Le Quotidien de Paris, 9 juin 1989, par Antoine de la Taille
L’âme des Naïades
Philosophe néoplatonicien du IIIe siècle, Porphyre de Tyr doit beaucoup sa postérité aux œuvres de son maître Plotin, dont il a donné une édition d’ensemble dans les six Ennéades, et à l’Isagoge, une introduction aux Catégories d’Aristote qui fera autorité au Moyen Âge. Dans L’Antre des nymphes dans l’Odyssée, Porphyre se propose de dévoiler le sens symbolique des quelques vers où Homère décrit l’antre mythique d’Ithaque, consacré aux nymphes des eaux, les Naïades. Confiant dans les intentions allégoriques du poète, sans lesquelles l’exégèse serait « conjectures d’hommes subtils », Porphyre se représente l’antre comme le symbole du monde sensible et les nymphes Naïades comme « les âmes qui viennent à la génération ».

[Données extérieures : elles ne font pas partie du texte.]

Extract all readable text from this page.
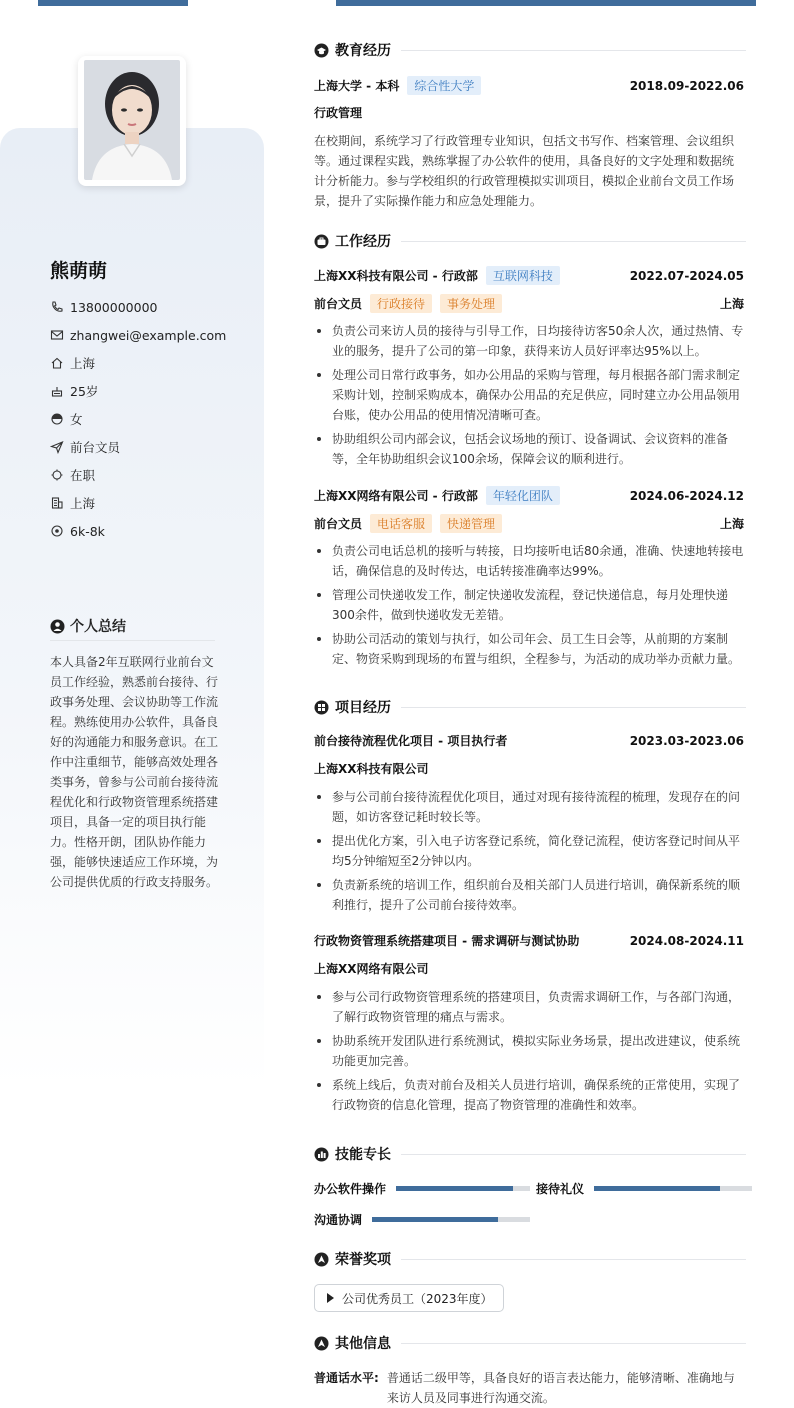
熊萌萌
13800000000
zhangwei@example.com
上海
25岁
女
前台文员
在职
上海
6k-8k
个人总结
本人具备2年互联网行业前台文员工作经验，熟悉前台接待、行政事务处理、会议协助等工作流程。熟练使用办公软件，具备良好的沟通能力和服务意识。在工作中注重细节，能够高效处理各类事务，曾参与公司前台接待流程优化和行政物资管理系统搭建项目，具备一定的项目执行能力。性格开朗，团队协作能力强，能够快速适应工作环境，为公司提供优质的行政支持服务。
教育经历
上海大学 - 本科	综合性大学	2018.09-2022.06
行政管理
在校期间，系统学习了行政管理专业知识，包括文书写作、档案管理、会议组织等。通过课程实践，熟练掌握了办公软件的使用，具备良好的文字处理和数据统计分析能力。参与学校组织的行政管理模拟实训项目，模拟企业前台文员工作场景，提升了实际操作能力和应急处理能力。
工作经历
上海XX科技有限公司 - 行政部	互联网科技	2022.07-2024.05
前台文员	行政接待	事务处理	上海
负责公司来访人员的接待与引导工作，日均接待访客50余人次，通过热情、专业的服务，提升了公司的第一印象，获得来访人员好评率达95%以上。
处理公司日常行政事务，如办公用品的采购与管理，每月根据各部门需求制定采购计划，控制采购成本，确保办公用品的充足供应，同时建立办公用品领用台账，使办公用品的使用情况清晰可查。
协助组织公司内部会议，包括会议场地的预订、设备调试、会议资料的准备等，全年协助组织会议100余场，保障会议的顺利进行。
上海XX网络有限公司 - 行政部	年轻化团队	2024.06-2024.12
前台文员	电话客服	快递管理	上海
负责公司电话总机的接听与转接，日均接听电话80余通，准确、快速地转接电话，确保信息的及时传达，电话转接准确率达99%。
管理公司快递收发工作，制定快递收发流程，登记快递信息，每月处理快递300余件，做到快递收发无差错。
协助公司活动的策划与执行，如公司年会、员工生日会等，从前期的方案制定、物资采购到现场的布置与组织，全程参与，为活动的成功举办贡献力量。
项目经历
前台接待流程优化项目 - 项目执行者	2023.03-2023.06
上海XX科技有限公司
参与公司前台接待流程优化项目，通过对现有接待流程的梳理，发现存在的问题，如访客登记耗时较长等。
提出优化方案，引入电子访客登记系统，简化登记流程，使访客登记时间从平均5分钟缩短至2分钟以内。
负责新系统的培训工作，组织前台及相关部门人员进行培训，确保新系统的顺利推行，提升了公司前台接待效率。
行政物资管理系统搭建项目 - 需求调研与测试协助	2024.08-2024.11
上海XX网络有限公司
参与公司行政物资管理系统的搭建项目，负责需求调研工作，与各部门沟通，了解行政物资管理的痛点与需求。
协助系统开发团队进行系统测试，模拟实际业务场景，提出改进建议，使系统功能更加完善。
系统上线后，负责对前台及相关人员进行培训，确保系统的正常使用，实现了行政物资的信息化管理，提高了物资管理的准确性和效率。
技能专长
办公软件操作	接待礼仪
沟通协调
荣誉奖项
公司优秀员工（2023年度）
其他信息
普通话水平: 普通话二级甲等，具备良好的语言表达能力，能够清晰、准确地与来访人员及同事进行沟通交流。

Cette méditation sur l’incarnation n’est pas sans rappeler la célèbre allégorie de la caverne dans la République de Platon ou les pages difficiles du Timée. Mais l’érudition de Porphyre enrichit cette glose de citations d’Héraclite et du texte biblique, d’allusions aux mystères égyptiens et chaldaïques, et témoigne par là même des distances qui le séparent du fondateur de l’Académie. Cette appropriation du fond mythologique par un des derniers philosophes grecs entre dans l’histoire de l’interprétation. Elle montre comment l’activité herméneutique fonctionne comme défense et illustration d’un patrimoine dont l’éloignement se fait sentir. Proposée dans une édition bilingue très soignée, elle est précédée d’une « Introduction à la philosophie de Porphyre » par Guy Lardreau, parfois embarrassée. Lorsqu’il s’agit du commentaire d’une exégèse, celle de Porphyre, la concurrence des deux pratiques donne à la seconde une ironique actualité.